You'll say: but the code is free! Yes, it is. Which is about as valuable as... Let's see - how many distribution-specific package managers have been ported to others? Exactly. Very few. And most of those have very quiet lives. You say - but Linspire did lots of marketing. We brought new users in contact with Linux. That's cool, don't get me wrong. But at the same time they were channeling effort to a small world-on-its-own instead of directing these people towards understanding the wider ecosystem. It's not the number of users that counts, but what you do with it.

Collaboration is not easy - I really applaud the efforts of dantti who's putting in lots of hard work to improve the situation in the software installation area. I really look forward to the day openSUSE uses Apper as the one and only package manager on KDE desktops (we're working on making Ubuntu Software Center PackageKit based for GNOME desktops).
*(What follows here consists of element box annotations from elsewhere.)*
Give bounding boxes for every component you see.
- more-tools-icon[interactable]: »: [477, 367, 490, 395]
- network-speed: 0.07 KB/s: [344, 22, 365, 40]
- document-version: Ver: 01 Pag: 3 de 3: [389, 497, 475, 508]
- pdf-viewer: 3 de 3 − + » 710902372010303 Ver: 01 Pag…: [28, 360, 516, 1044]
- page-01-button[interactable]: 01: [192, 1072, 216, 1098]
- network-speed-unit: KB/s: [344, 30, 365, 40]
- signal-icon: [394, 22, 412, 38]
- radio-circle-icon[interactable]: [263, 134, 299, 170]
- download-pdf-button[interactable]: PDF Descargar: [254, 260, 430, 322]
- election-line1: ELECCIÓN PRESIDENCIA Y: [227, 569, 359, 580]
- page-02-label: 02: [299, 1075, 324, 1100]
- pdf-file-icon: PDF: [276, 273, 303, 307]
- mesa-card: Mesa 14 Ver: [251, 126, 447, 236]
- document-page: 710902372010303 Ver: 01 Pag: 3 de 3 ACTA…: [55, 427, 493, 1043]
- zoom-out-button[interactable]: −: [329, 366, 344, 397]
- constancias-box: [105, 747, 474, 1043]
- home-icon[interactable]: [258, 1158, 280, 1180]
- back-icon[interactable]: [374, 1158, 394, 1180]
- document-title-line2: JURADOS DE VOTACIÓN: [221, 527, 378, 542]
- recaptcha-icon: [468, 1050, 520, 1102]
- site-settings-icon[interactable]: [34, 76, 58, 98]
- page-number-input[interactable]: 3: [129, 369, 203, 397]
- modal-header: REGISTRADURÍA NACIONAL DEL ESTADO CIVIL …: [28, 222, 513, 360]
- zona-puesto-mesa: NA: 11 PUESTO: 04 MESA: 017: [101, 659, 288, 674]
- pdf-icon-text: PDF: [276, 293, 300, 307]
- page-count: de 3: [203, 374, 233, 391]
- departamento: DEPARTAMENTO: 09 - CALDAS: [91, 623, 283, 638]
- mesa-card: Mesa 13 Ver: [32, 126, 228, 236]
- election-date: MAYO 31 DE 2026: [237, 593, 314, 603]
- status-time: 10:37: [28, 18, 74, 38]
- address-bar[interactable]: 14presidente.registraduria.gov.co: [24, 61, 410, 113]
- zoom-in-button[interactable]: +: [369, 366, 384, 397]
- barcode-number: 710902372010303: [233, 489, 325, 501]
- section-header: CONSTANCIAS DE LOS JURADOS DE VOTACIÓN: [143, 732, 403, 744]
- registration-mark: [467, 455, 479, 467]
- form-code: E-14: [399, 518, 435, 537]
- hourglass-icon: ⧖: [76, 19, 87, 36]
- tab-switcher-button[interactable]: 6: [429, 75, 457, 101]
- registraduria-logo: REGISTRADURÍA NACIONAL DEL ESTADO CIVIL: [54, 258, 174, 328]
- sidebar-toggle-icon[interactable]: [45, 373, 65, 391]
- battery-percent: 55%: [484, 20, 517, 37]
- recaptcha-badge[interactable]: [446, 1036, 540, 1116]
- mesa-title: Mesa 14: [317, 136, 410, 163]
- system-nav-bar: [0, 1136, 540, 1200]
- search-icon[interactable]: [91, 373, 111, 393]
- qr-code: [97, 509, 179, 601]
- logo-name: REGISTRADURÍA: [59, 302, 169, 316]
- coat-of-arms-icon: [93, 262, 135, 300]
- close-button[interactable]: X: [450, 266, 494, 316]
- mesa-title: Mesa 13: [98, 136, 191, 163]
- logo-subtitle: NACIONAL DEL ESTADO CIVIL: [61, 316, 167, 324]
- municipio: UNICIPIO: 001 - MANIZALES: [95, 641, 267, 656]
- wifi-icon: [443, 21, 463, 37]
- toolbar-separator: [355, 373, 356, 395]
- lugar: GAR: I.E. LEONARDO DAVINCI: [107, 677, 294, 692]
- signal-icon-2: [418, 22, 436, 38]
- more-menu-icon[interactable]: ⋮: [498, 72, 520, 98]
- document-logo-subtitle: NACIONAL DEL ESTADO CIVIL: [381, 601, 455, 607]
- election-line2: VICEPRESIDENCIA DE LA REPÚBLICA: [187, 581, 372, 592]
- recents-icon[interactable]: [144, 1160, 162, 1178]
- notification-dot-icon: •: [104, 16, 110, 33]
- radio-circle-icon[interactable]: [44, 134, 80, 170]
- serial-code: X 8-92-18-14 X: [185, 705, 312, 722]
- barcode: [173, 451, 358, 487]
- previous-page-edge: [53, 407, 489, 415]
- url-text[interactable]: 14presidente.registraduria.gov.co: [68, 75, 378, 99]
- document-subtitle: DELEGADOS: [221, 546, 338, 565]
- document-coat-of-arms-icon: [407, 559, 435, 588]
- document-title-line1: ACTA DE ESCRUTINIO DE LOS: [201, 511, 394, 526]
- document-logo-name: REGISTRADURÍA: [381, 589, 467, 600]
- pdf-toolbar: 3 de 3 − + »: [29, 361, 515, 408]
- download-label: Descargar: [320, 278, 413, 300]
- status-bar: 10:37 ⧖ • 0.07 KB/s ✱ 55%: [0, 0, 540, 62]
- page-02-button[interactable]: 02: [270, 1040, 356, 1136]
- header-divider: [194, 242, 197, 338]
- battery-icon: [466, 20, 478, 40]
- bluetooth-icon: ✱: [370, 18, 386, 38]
And I call on other Linux Distributions: put your efforts in a place where it matters. Collaborate. Especially those calling themselves proudly KDE distributions - put your efforts where your mouth is... KDE's a very open, collaborative project and this is a real step forward for Free Software!

Of course, the same goes for GNOME projects. Ubuntu Software Center is a nice piece of software and if we make it work on top of PackageKit it's not hard to adopt it. Port it to GTK3, integrate it in GNOME shell, make it better for all of us. Maybe, some day, even Canonical will see the light and collaborate...



Edit: Before going live, I added this as 2 reviewers of this blog pointed this out:
  • Canonical fans might think that as usual this is all about them.
    It's not, actually. Surely Canonical is a great example of the next Lindows - no company stays around forever. Some day, SUSE won't be around either - nor will Red Hat. And as I said I believe that without collaboration with others there will be no 'legacy' - but the desperate attempts by Mark to justify the lack of collaboration wasn't what prompted this blog. It was actually the positive side of things - the work openSUSE does, of course, but also Fedora (Kevin Kofler worked on a cross-distro GSOC project last year) and the awesome debian-screenshots people. And many people around GNOME and KDE - those smart enough to realize that collaboration makes Free Software stronger and building your own garden makes it weaker.
  • But who cares about the benefit to Free Software?
    I do. But if you don't, I don't judge. Most people don't care much about a great deal of things others do care about. From puppies to privacy invasions to dictatorships to hungry children. You can't care about everything and if a Linux distro does what you need from it, despite not working with others and you couldn't care less, why do you even bother reading my blog?